The incident involved transmitted election results from the Padre Zamora Elementary School voting center in Pasay City, where 390 voters turned up to cast their vote out of 786 registered voters in the lone participating clustered precinct.
At completion of canvass at the Cuneta Astrodome for the clustered precinct, the consolidation and canvassing system (CCS) flashed the same figure for the columns under “expected number of voters” and “received number of voters,” both at 786.
The canvassing system was supposed to flash 390 for the “received number of voters” column, corresponding to the actual number of warm bodies who cast their vote.
The results of the voting, however, remained unaltered, authorities said.

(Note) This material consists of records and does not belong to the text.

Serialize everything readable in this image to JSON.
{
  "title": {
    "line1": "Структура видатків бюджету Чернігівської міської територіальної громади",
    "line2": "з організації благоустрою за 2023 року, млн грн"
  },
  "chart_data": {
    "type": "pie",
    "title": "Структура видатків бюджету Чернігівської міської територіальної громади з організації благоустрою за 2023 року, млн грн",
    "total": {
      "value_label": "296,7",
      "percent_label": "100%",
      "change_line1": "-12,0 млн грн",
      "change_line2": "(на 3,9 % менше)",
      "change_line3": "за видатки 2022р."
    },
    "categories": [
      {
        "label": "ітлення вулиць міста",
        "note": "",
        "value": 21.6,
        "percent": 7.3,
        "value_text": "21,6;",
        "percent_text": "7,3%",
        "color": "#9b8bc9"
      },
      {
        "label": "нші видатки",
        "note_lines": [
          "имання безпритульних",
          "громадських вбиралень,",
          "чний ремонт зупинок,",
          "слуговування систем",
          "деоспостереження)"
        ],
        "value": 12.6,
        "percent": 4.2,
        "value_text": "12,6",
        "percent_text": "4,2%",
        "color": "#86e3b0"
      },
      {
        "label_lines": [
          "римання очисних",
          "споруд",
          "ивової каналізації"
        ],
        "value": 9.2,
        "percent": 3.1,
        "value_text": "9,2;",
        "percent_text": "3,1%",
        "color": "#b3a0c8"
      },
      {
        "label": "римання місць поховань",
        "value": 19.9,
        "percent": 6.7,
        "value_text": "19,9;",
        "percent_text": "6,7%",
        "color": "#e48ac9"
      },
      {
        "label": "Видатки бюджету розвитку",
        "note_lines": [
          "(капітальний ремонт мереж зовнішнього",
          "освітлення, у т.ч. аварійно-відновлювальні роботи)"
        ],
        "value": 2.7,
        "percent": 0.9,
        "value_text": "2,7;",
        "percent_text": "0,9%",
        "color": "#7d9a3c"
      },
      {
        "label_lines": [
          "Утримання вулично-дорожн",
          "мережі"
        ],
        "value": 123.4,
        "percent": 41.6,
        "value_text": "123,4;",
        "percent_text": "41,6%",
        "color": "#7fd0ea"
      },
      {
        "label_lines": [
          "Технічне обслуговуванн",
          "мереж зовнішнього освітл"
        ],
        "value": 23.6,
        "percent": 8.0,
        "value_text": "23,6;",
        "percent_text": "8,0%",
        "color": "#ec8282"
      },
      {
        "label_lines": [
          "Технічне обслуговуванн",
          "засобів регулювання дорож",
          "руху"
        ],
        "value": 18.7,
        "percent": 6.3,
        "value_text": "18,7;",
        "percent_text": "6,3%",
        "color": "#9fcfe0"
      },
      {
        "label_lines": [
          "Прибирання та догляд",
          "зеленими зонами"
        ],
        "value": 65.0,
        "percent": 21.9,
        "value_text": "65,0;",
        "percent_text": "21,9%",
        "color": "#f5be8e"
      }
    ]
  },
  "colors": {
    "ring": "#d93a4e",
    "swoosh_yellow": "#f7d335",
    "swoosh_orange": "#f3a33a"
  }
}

“We’ve noted that the attendance in the venue… I can actually say that, yes, the figure stated in the VCM (vote-counting machine) - we were there - actually, was 390, but we were no longer able to check after [transmission of election results]” said lawyer Helen Graido, policy consultant of election watchdog Legal Network for Truthful Elections (Lente).
Other poll watchdogs have yet to release their observation on the incident.
Thirty-four voting centers in Albay, Isabela, Leyte, Negros Oriental, Davao del Sur, Maguindanao and the National Capital Region (NCR) participated in the mock elections.
The event is mandated by law to test the security, accuracy, efficiency and integrity of the election systems.
Other areas, meanwhile, experienced “minor” issues, according to the poll body, ranging from change in ballot size being attributed to extreme weather conditions brought about by various issues.
Some of these include the impact of Typhoon Odette in the Visayas and Mindanao regions, failure to replace depleted election return thermal paper, unnecessary markings on the ballot, and delayed start of opening of the mock polls.
Jimenez explained standard contingency measures were adopted to respond to these issues.
In the case of “expanded” ballots at the Negros Oriental State University voting center, ballot edges were slightly trimmed off. The ballots were successfully scanned by the VCM later on.